Maybe it would make more sense if I give you a simplified example (here a_n is word n from an article (article with 79 words), s_n is summary word n (summary of 12 words), pad_n is padding):
input:
[a_1, a_2, a_3, ... ,a_{79}, <eos>, <sep>, s_1, s_2, s_3, ...,s_{12}, <eos>, pad_1 .. pad_8]
(not important, but additional note: in the Assignment <pad> is used instead of <sep>)
weights for the loss:
[0, 0, 0 .. 0, 0, 0, 1, 1, 1 .. 1, 1, 0 .. 0]
(note: all article words + <eos>, <sep> and padding are not penalizing the model if it predicts any of them wrong)
You can imagine the process in training as :
- First, the model predicts the first word (a_1);
- Then, it gets the correct word as input (not the one it predicted, aka teacher forcing) and tries to predict the second one (a_2);
- Then, it gets the the first two as input ([a_1, a_2]) and tries to predict the third one (a_3)
- This repeats all the way to the end (including first <eos>, <sep>, summary words, <eos> and padding).
- Then, when calculating the loss, you compare the actual words with the model’s assigned probabilities for that word.
[a1 == p1, a2 == p2, … , a79 == p79, == p80, == p81, s1 == p82, s2 == p83, … pad8 == p100]
The important part here is that if the model’s probability p1 is low for the actual word a1, this miscalculation is multiplied by 0. The same goes for the second, third and all the words up to the summary words - these losses are multiplied by 0. (This is the trick for “ignoring the words of the article to be summarized”)

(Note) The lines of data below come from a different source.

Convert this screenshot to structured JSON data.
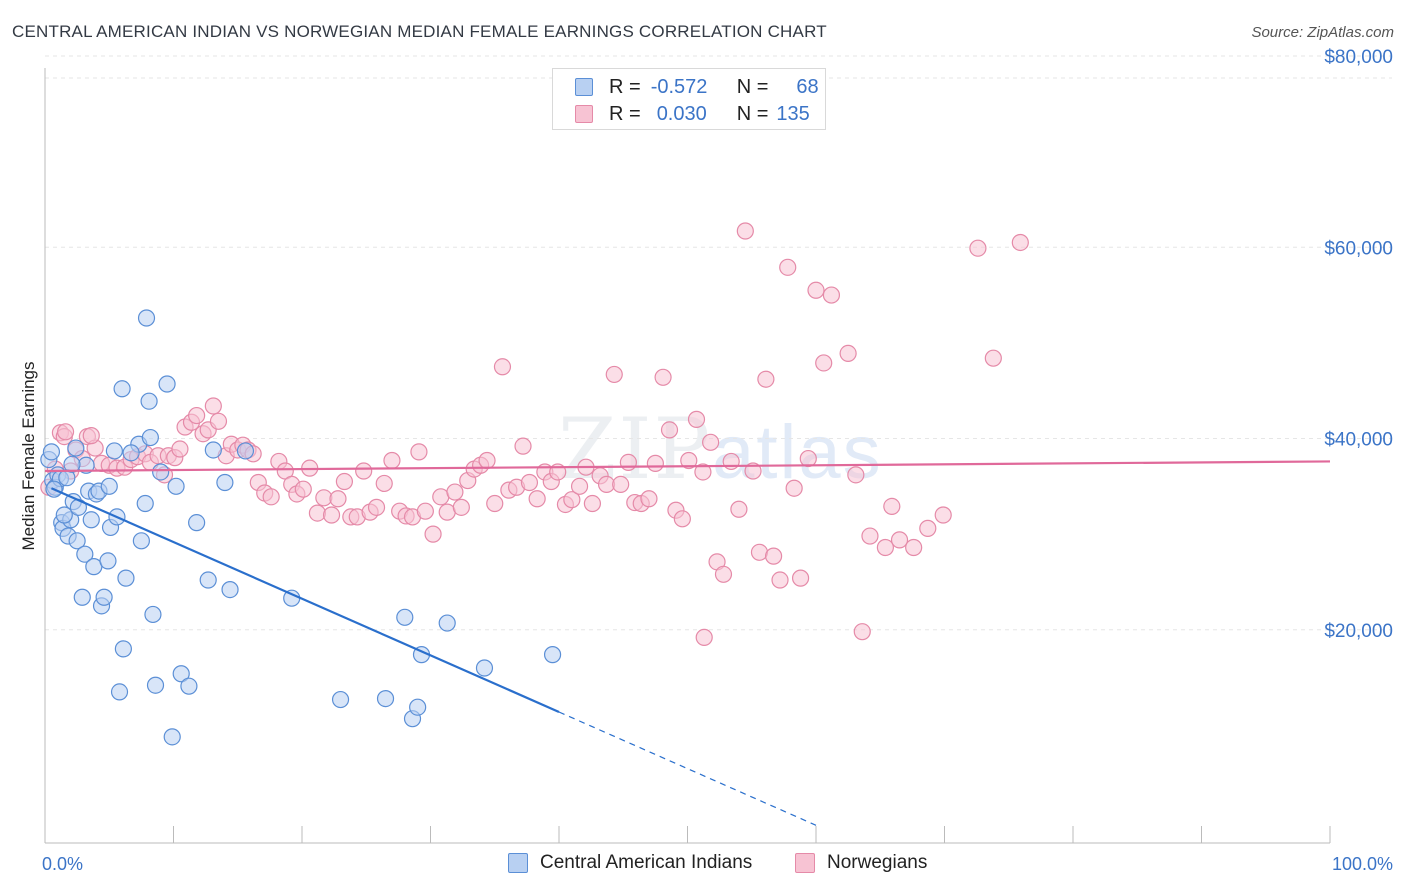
{
  "title": "CENTRAL AMERICAN INDIAN VS NORWEGIAN MEDIAN FEMALE EARNINGS CORRELATION CHART",
  "source": "Source: ZipAtlas.com",
  "watermark": {
    "zip": "ZIP",
    "atlas": "atlas"
  },
  "legend": {
    "r_label": "R =",
    "n_label": "N =",
    "series": [
      {
        "name": "Central American Indians",
        "r": "-0.572",
        "n": "68"
      },
      {
        "name": "Norwegians",
        "r": "0.030",
        "n": "135"
      }
    ]
  },
  "colors": {
    "blue_fill": "#b8d0f2",
    "blue_stroke": "#5b8fd6",
    "blue_line": "#2a6fcc",
    "pink_fill": "#f7c3d3",
    "pink_stroke": "#e58aa8",
    "pink_line": "#e0699a",
    "accent": "#3b74c7"
  },
  "chart_data": {
    "type": "scatter",
    "title": "CENTRAL AMERICAN INDIAN VS NORWEGIAN MEDIAN FEMALE EARNINGS CORRELATION CHART",
    "xlabel": "",
    "ylabel": "Median Female Earnings",
    "xlim": [
      0,
      100
    ],
    "ylim": [
      0,
      80000
    ],
    "y_ticks": [
      20000,
      40000,
      60000,
      80000
    ],
    "y_tick_labels": [
      "$20,000",
      "$40,000",
      "$60,000",
      "$80,000"
    ],
    "x_tick_labels": [
      "0.0%",
      "100.0%"
    ],
    "grid": true,
    "legend_position": "top-center",
    "series": [
      {
        "name": "Central American Indians",
        "color": "blue",
        "trend": {
          "x0": 0.5,
          "y0": 34800,
          "x1": 40,
          "y1": 11400,
          "dashed_to_x": 60
        },
        "points": [
          [
            0.3,
            37800
          ],
          [
            0.5,
            38600
          ],
          [
            0.6,
            35600
          ],
          [
            0.8,
            34900
          ],
          [
            1.0,
            36200
          ],
          [
            1.2,
            35800
          ],
          [
            1.3,
            31200
          ],
          [
            1.4,
            30600
          ],
          [
            1.7,
            35900
          ],
          [
            1.8,
            29800
          ],
          [
            2.0,
            31500
          ],
          [
            2.2,
            33400
          ],
          [
            2.4,
            39000
          ],
          [
            2.5,
            29300
          ],
          [
            2.6,
            32800
          ],
          [
            2.9,
            23400
          ],
          [
            3.1,
            27900
          ],
          [
            3.2,
            37200
          ],
          [
            3.4,
            34500
          ],
          [
            3.6,
            31500
          ],
          [
            3.8,
            26600
          ],
          [
            4.0,
            34200
          ],
          [
            4.2,
            34500
          ],
          [
            4.4,
            22500
          ],
          [
            4.6,
            23400
          ],
          [
            4.9,
            27200
          ],
          [
            5.1,
            30700
          ],
          [
            5.4,
            38700
          ],
          [
            5.6,
            31800
          ],
          [
            5.8,
            13500
          ],
          [
            6.0,
            45200
          ],
          [
            6.3,
            25400
          ],
          [
            6.1,
            18000
          ],
          [
            7.3,
            39400
          ],
          [
            7.5,
            29300
          ],
          [
            7.8,
            33200
          ],
          [
            7.9,
            52600
          ],
          [
            8.1,
            43900
          ],
          [
            8.2,
            40100
          ],
          [
            8.4,
            21600
          ],
          [
            8.6,
            14200
          ],
          [
            9.0,
            36500
          ],
          [
            9.5,
            45700
          ],
          [
            9.9,
            8800
          ],
          [
            10.2,
            35000
          ],
          [
            10.6,
            15400
          ],
          [
            11.2,
            14100
          ],
          [
            11.8,
            31200
          ],
          [
            12.7,
            25200
          ],
          [
            13.1,
            38800
          ],
          [
            14.0,
            35400
          ],
          [
            14.4,
            24200
          ],
          [
            15.6,
            38700
          ],
          [
            19.2,
            23300
          ],
          [
            23.0,
            12700
          ],
          [
            26.5,
            12800
          ],
          [
            28.0,
            21300
          ],
          [
            28.6,
            10700
          ],
          [
            29.0,
            11900
          ],
          [
            29.3,
            17400
          ],
          [
            31.3,
            20700
          ],
          [
            34.2,
            16000
          ],
          [
            39.5,
            17400
          ],
          [
            0.7,
            34700
          ],
          [
            1.5,
            32000
          ],
          [
            5.0,
            35000
          ],
          [
            2.1,
            37300
          ],
          [
            6.7,
            38500
          ]
        ]
      },
      {
        "name": "Norwegians",
        "color": "pink",
        "trend": {
          "x0": 0,
          "y0": 36600,
          "x1": 100,
          "y1": 37600
        },
        "points": [
          [
            0.3,
            34900
          ],
          [
            0.8,
            36800
          ],
          [
            1.2,
            40600
          ],
          [
            1.5,
            40200
          ],
          [
            2.0,
            36600
          ],
          [
            2.4,
            38800
          ],
          [
            2.9,
            37900
          ],
          [
            3.3,
            40200
          ],
          [
            3.9,
            39000
          ],
          [
            4.4,
            37400
          ],
          [
            5.0,
            37200
          ],
          [
            5.6,
            36900
          ],
          [
            6.2,
            37000
          ],
          [
            6.7,
            37800
          ],
          [
            7.2,
            38100
          ],
          [
            7.8,
            38400
          ],
          [
            8.2,
            37500
          ],
          [
            8.8,
            38200
          ],
          [
            9.3,
            36200
          ],
          [
            9.6,
            38200
          ],
          [
            10.1,
            38000
          ],
          [
            10.5,
            38900
          ],
          [
            10.9,
            41200
          ],
          [
            11.4,
            41700
          ],
          [
            11.8,
            42400
          ],
          [
            12.3,
            40500
          ],
          [
            12.7,
            40900
          ],
          [
            13.1,
            43400
          ],
          [
            13.5,
            41800
          ],
          [
            14.1,
            38200
          ],
          [
            14.5,
            39400
          ],
          [
            15.0,
            38800
          ],
          [
            15.4,
            39300
          ],
          [
            15.8,
            38800
          ],
          [
            16.2,
            38400
          ],
          [
            16.6,
            35400
          ],
          [
            17.1,
            34300
          ],
          [
            17.6,
            33900
          ],
          [
            18.2,
            37600
          ],
          [
            18.7,
            36600
          ],
          [
            19.2,
            35200
          ],
          [
            19.6,
            34200
          ],
          [
            20.1,
            34700
          ],
          [
            20.6,
            36900
          ],
          [
            21.2,
            32200
          ],
          [
            21.7,
            33800
          ],
          [
            22.3,
            32000
          ],
          [
            22.8,
            33700
          ],
          [
            23.3,
            35500
          ],
          [
            23.8,
            31800
          ],
          [
            24.3,
            31800
          ],
          [
            24.8,
            36600
          ],
          [
            25.3,
            32300
          ],
          [
            25.8,
            32800
          ],
          [
            26.4,
            35300
          ],
          [
            27.0,
            37700
          ],
          [
            27.6,
            32400
          ],
          [
            28.1,
            31900
          ],
          [
            28.6,
            31800
          ],
          [
            29.1,
            38600
          ],
          [
            29.6,
            32400
          ],
          [
            30.2,
            30000
          ],
          [
            30.8,
            33900
          ],
          [
            31.3,
            32300
          ],
          [
            31.9,
            34400
          ],
          [
            32.4,
            32800
          ],
          [
            32.9,
            35600
          ],
          [
            33.4,
            36800
          ],
          [
            33.9,
            37200
          ],
          [
            34.4,
            37700
          ],
          [
            35.0,
            33200
          ],
          [
            35.6,
            47500
          ],
          [
            36.1,
            34600
          ],
          [
            36.7,
            34900
          ],
          [
            37.2,
            39200
          ],
          [
            37.7,
            35400
          ],
          [
            38.3,
            33700
          ],
          [
            38.9,
            36500
          ],
          [
            39.4,
            35500
          ],
          [
            39.9,
            36500
          ],
          [
            40.5,
            33100
          ],
          [
            41.0,
            33600
          ],
          [
            41.6,
            35000
          ],
          [
            42.1,
            37000
          ],
          [
            42.6,
            33200
          ],
          [
            43.2,
            36100
          ],
          [
            43.7,
            35200
          ],
          [
            44.3,
            46700
          ],
          [
            44.8,
            35200
          ],
          [
            45.4,
            37500
          ],
          [
            45.9,
            33300
          ],
          [
            46.4,
            33200
          ],
          [
            47.0,
            33700
          ],
          [
            47.5,
            37400
          ],
          [
            48.1,
            46400
          ],
          [
            48.6,
            40900
          ],
          [
            49.1,
            32500
          ],
          [
            49.6,
            31600
          ],
          [
            50.1,
            37700
          ],
          [
            50.7,
            42000
          ],
          [
            51.2,
            36500
          ],
          [
            51.8,
            39600
          ],
          [
            52.3,
            27100
          ],
          [
            52.8,
            25800
          ],
          [
            53.4,
            37600
          ],
          [
            54.0,
            32600
          ],
          [
            54.5,
            61700
          ],
          [
            55.1,
            36600
          ],
          [
            55.6,
            28100
          ],
          [
            56.1,
            46200
          ],
          [
            56.7,
            27700
          ],
          [
            57.2,
            25200
          ],
          [
            57.8,
            57900
          ],
          [
            58.3,
            34800
          ],
          [
            58.8,
            25400
          ],
          [
            59.4,
            37900
          ],
          [
            60.0,
            55500
          ],
          [
            60.6,
            47900
          ],
          [
            61.2,
            55000
          ],
          [
            62.5,
            48900
          ],
          [
            63.1,
            36200
          ],
          [
            63.6,
            19800
          ],
          [
            64.2,
            29800
          ],
          [
            65.4,
            28600
          ],
          [
            65.9,
            32900
          ],
          [
            66.5,
            29400
          ],
          [
            67.6,
            28600
          ],
          [
            68.7,
            30600
          ],
          [
            69.9,
            32000
          ],
          [
            72.6,
            59900
          ],
          [
            73.8,
            48400
          ],
          [
            75.9,
            60500
          ],
          [
            51.3,
            19200
          ],
          [
            1.6,
            40700
          ],
          [
            3.6,
            40300
          ]
        ]
      }
    ]
  }
}
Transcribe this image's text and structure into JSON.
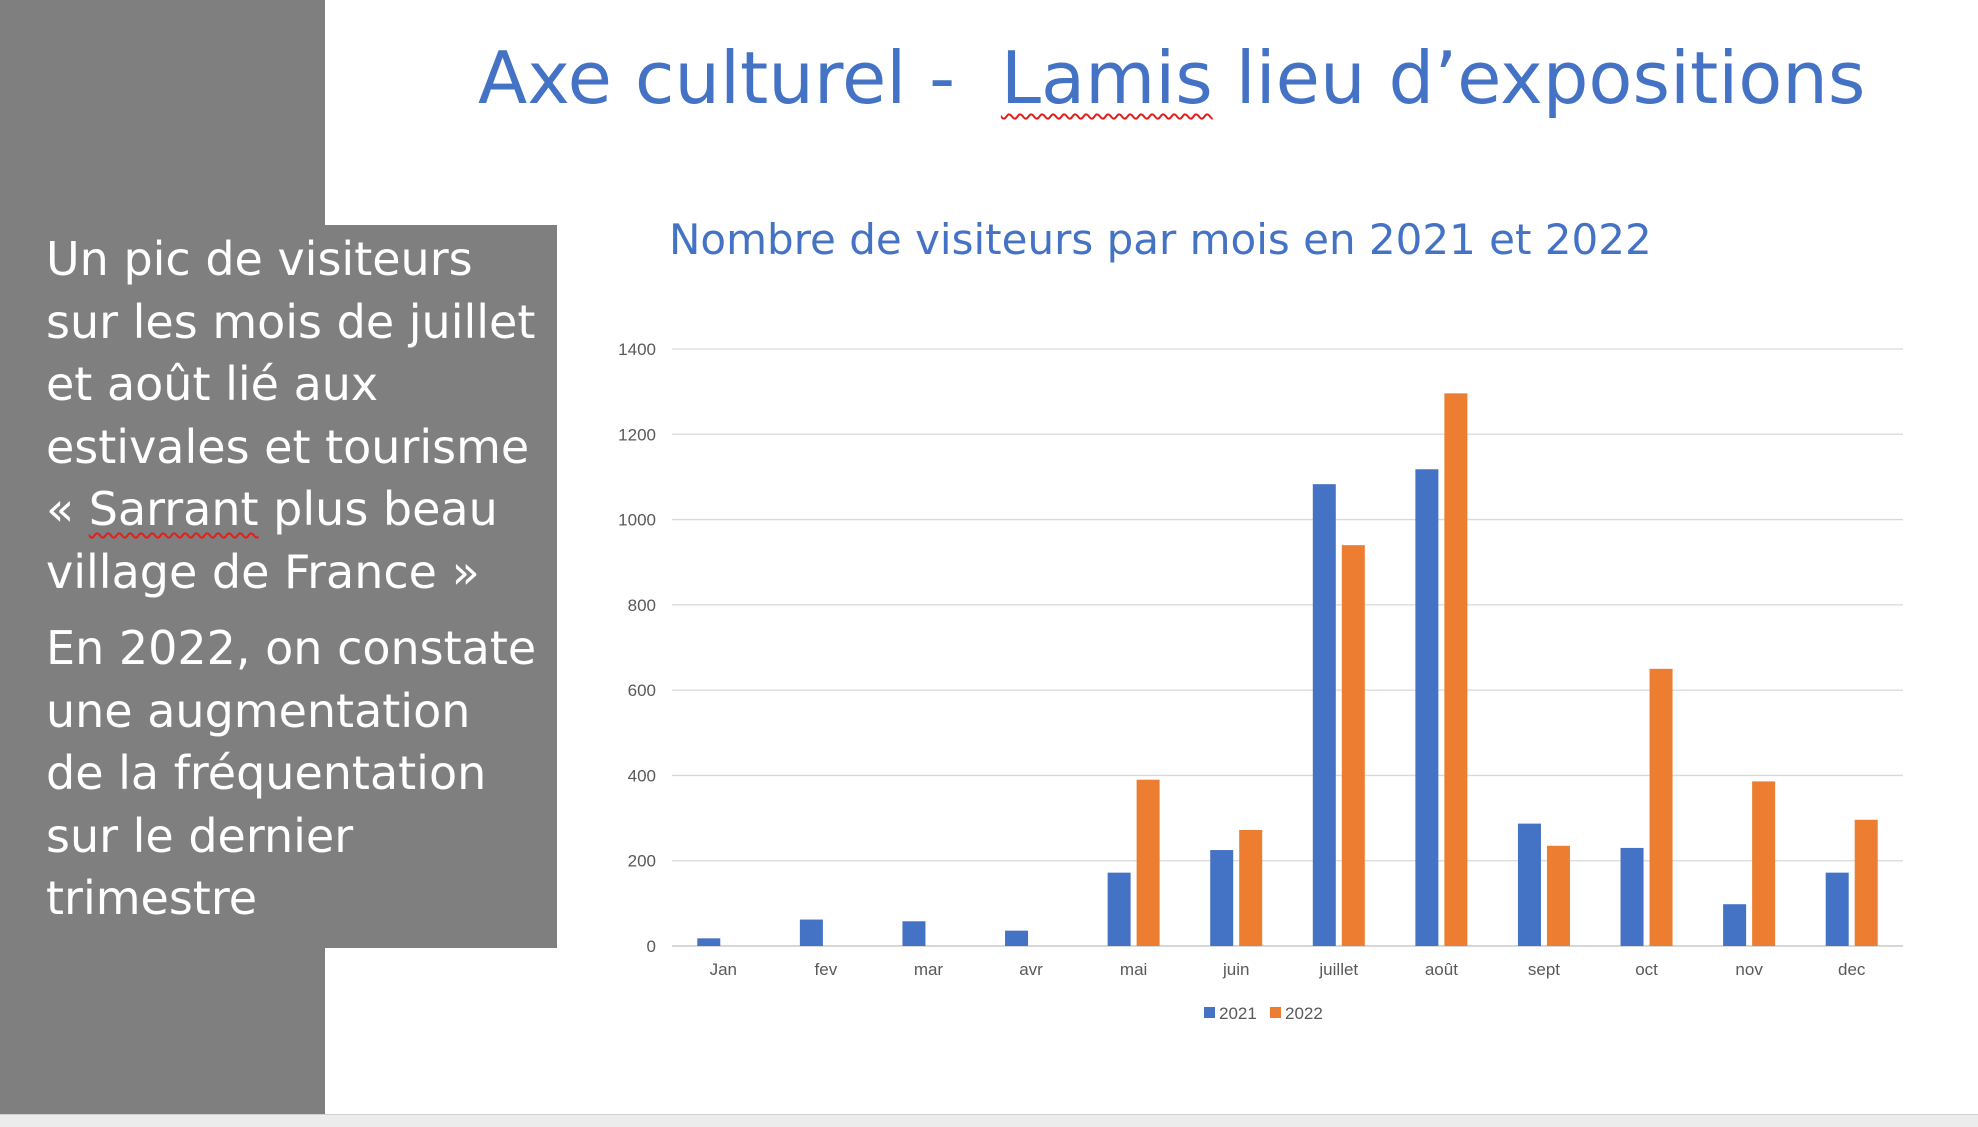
{
  "slide": {
    "title_prefix": "Axe culturel -  ",
    "title_underlined": "Lamis",
    "title_suffix": " lieu d’expositions",
    "paragraph1": {
      "line1": "Un pic de visiteurs",
      "line2": "sur les mois de juillet",
      "line3": "et août lié aux",
      "line4": "estivales et tourisme",
      "line5_before": "« ",
      "line5_underlined": "Sarrant",
      "line5_after": " plus beau",
      "line6": "village de France »"
    },
    "paragraph2": {
      "line1": "En 2022, on constate",
      "line2": "une augmentation",
      "line3": "de la fréquentation",
      "line4": "sur le dernier",
      "line5": "trimestre"
    }
  },
  "chart_data": {
    "type": "bar",
    "title": "Nombre de visiteurs par mois en 2021 et 2022",
    "xlabel": "",
    "ylabel": "",
    "ylim": [
      0,
      1400
    ],
    "yticks": [
      "0",
      "200",
      "400",
      "600",
      "800",
      "1000",
      "1200",
      "1400"
    ],
    "grid": true,
    "legend_position": "bottom",
    "categories": [
      "Jan",
      "fev",
      "mar",
      "avr",
      "mai",
      "juin",
      "juillet",
      "août",
      "sept",
      "oct",
      "nov",
      "dec"
    ],
    "series": [
      {
        "name": "2021",
        "color": "#4472c4",
        "values": [
          18,
          62,
          58,
          36,
          172,
          225,
          1083,
          1118,
          287,
          230,
          98,
          172
        ]
      },
      {
        "name": "2022",
        "color": "#ed7d31",
        "values": [
          0,
          0,
          0,
          0,
          390,
          272,
          940,
          1296,
          235,
          650,
          386,
          296
        ]
      }
    ]
  }
}
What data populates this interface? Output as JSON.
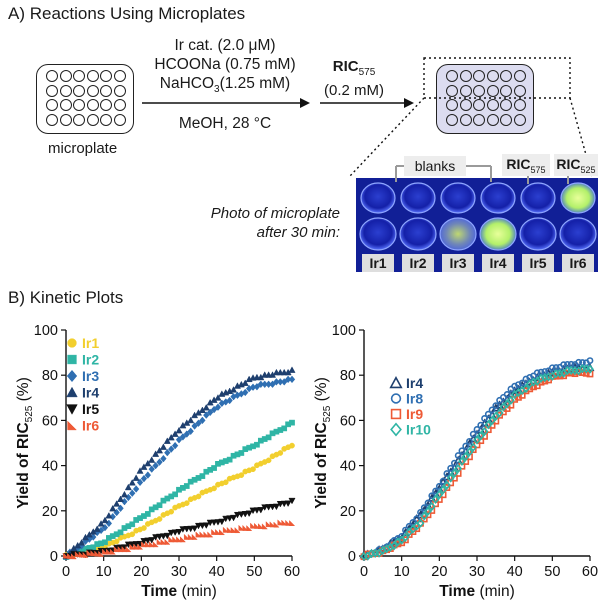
{
  "sectionA": {
    "title": "A) Reactions Using Microplates",
    "microplate_label": "microplate",
    "conditions": {
      "line1": "Ir cat. (2.0 μM)",
      "line2": "HCOONa (0.75 mM)",
      "line3_pre": "NaHCO",
      "line3_sub": "3",
      "line3_post": "(1.25 mM)",
      "below": "MeOH, 28 °C"
    },
    "ric": {
      "name": "RIC",
      "sub": "575",
      "conc": "(0.2 mM)"
    },
    "photo_caption_1": "Photo of microplate",
    "photo_caption_2": "after 30 min:",
    "photo": {
      "blanks_label": "blanks",
      "ric575_name": "RIC",
      "ric575_sub": "575",
      "ric525_name": "RIC",
      "ric525_sub": "525",
      "lanes": [
        "Ir1",
        "Ir2",
        "Ir3",
        "Ir4",
        "Ir5",
        "Ir6"
      ]
    }
  },
  "sectionB": {
    "title": "B) Kinetic Plots"
  },
  "chart_data": [
    {
      "type": "scatter",
      "xlabel": "Time (min)",
      "ylabel_pre": "Yield of RIC",
      "ylabel_sub": "525",
      "ylabel_post": "(%)",
      "xlim": [
        0,
        60
      ],
      "ylim": [
        0,
        100
      ],
      "xticks": [
        0,
        10,
        20,
        30,
        40,
        50,
        60
      ],
      "yticks": [
        0,
        20,
        40,
        60,
        80,
        100
      ],
      "legend_position": "top-left",
      "series": [
        {
          "name": "Ir1",
          "marker": "circle-filled",
          "color": "#f2cf2e",
          "x": [
            0,
            10,
            20,
            30,
            40,
            50,
            60
          ],
          "y": [
            0,
            4,
            12,
            22,
            31,
            39,
            49
          ]
        },
        {
          "name": "Ir2",
          "marker": "square-filled",
          "color": "#2fb5a5",
          "x": [
            0,
            10,
            20,
            30,
            40,
            50,
            60
          ],
          "y": [
            0,
            6,
            17,
            29,
            40,
            49,
            59
          ]
        },
        {
          "name": "Ir3",
          "marker": "diamond-filled",
          "color": "#2f6fb2",
          "x": [
            0,
            10,
            20,
            30,
            40,
            50,
            60
          ],
          "y": [
            0,
            12,
            33,
            51,
            66,
            75,
            78
          ]
        },
        {
          "name": "Ir4",
          "marker": "triangle-up-filled",
          "color": "#1e3f6e",
          "x": [
            0,
            10,
            20,
            30,
            40,
            50,
            60
          ],
          "y": [
            0,
            15,
            38,
            56,
            70,
            79,
            82
          ]
        },
        {
          "name": "Ir5",
          "marker": "triangle-down-filled",
          "color": "#111111",
          "x": [
            0,
            10,
            20,
            30,
            40,
            50,
            60
          ],
          "y": [
            0,
            2,
            6,
            11,
            15,
            20,
            24
          ]
        },
        {
          "name": "Ir6",
          "marker": "triangle-corner-filled",
          "color": "#ee5a36",
          "x": [
            0,
            10,
            20,
            30,
            40,
            50,
            60
          ],
          "y": [
            0,
            1.5,
            4.5,
            7.5,
            10.5,
            13,
            15
          ]
        }
      ]
    },
    {
      "type": "scatter",
      "xlabel": "Time (min)",
      "ylabel_pre": "Yield of RIC",
      "ylabel_sub": "525",
      "ylabel_post": "(%)",
      "xlim": [
        0,
        60
      ],
      "ylim": [
        0,
        100
      ],
      "xticks": [
        0,
        10,
        20,
        30,
        40,
        50,
        60
      ],
      "yticks": [
        0,
        20,
        40,
        60,
        80,
        100
      ],
      "legend_position": "top-left",
      "series": [
        {
          "name": "Ir4",
          "marker": "triangle-up-open",
          "color": "#1e3f6e",
          "x": [
            0,
            5,
            10,
            15,
            20,
            25,
            30,
            35,
            40,
            45,
            50,
            55,
            60
          ],
          "y": [
            0,
            3,
            8,
            18,
            30,
            42,
            54,
            65,
            73,
            78,
            81,
            83,
            83
          ]
        },
        {
          "name": "Ir8",
          "marker": "circle-open",
          "color": "#2f6fb2",
          "x": [
            0,
            5,
            10,
            15,
            20,
            25,
            30,
            35,
            40,
            45,
            50,
            55,
            60
          ],
          "y": [
            0,
            3,
            9,
            19,
            31,
            44,
            56,
            67,
            75,
            80,
            83,
            85,
            86
          ]
        },
        {
          "name": "Ir9",
          "marker": "square-open",
          "color": "#ee5a36",
          "x": [
            0,
            5,
            10,
            15,
            20,
            25,
            30,
            35,
            40,
            45,
            50,
            55,
            60
          ],
          "y": [
            0,
            2,
            6,
            14,
            25,
            37,
            49,
            60,
            69,
            75,
            79,
            81,
            81
          ]
        },
        {
          "name": "Ir10",
          "marker": "diamond-open",
          "color": "#2fb5a5",
          "x": [
            0,
            5,
            10,
            15,
            20,
            25,
            30,
            35,
            40,
            45,
            50,
            55,
            60
          ],
          "y": [
            0,
            2,
            7,
            15,
            27,
            39,
            51,
            62,
            71,
            77,
            80,
            82,
            83
          ]
        }
      ]
    }
  ]
}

(* note: sometimes, the weights for the loss of the article words are not 0, but some small amount like 0.01)
On the other hand, the models probability p_{82} for s_1 should be high because this loss is multiplied by 1. The same goes for other words of the summary (s_2 .. s_{12} and <eos>) - Then you sum up the losses and reduce/increase the model weights accordingly.
When doing inference (the actual predictions after training), you provide the input (the article words with <eos> and <sep> at the end) and the model tries to predict the next word. Now comes the difference from training - for the second word of the summary prediction, you provide the input and the first word that the model predicted.
Hope it helps. Cheers
@arvyzukai thanks for taking the time to respond. Unfortunately, your answer still does not address the reason or intuition as to why the model (during training) has to see the summary as part of the input. Is there any published evidence that this way the validation error is less than if this was done without letting the model see the summaries as part of the inputs? The example at the end of your response is detailed and I appreciate your time, but it merely exemplifies what appears at the end of the video in question without answering my main question.
Because the summary would not make any sense if you do not have the start of it. Remember - your predict one word at a time. If you do not have the start of the summary, how for example would you predict the word number 23 of the summary (if you do not know the previous 22)?
Thanks a lot for the clarification. It makes sense, I appreciate it.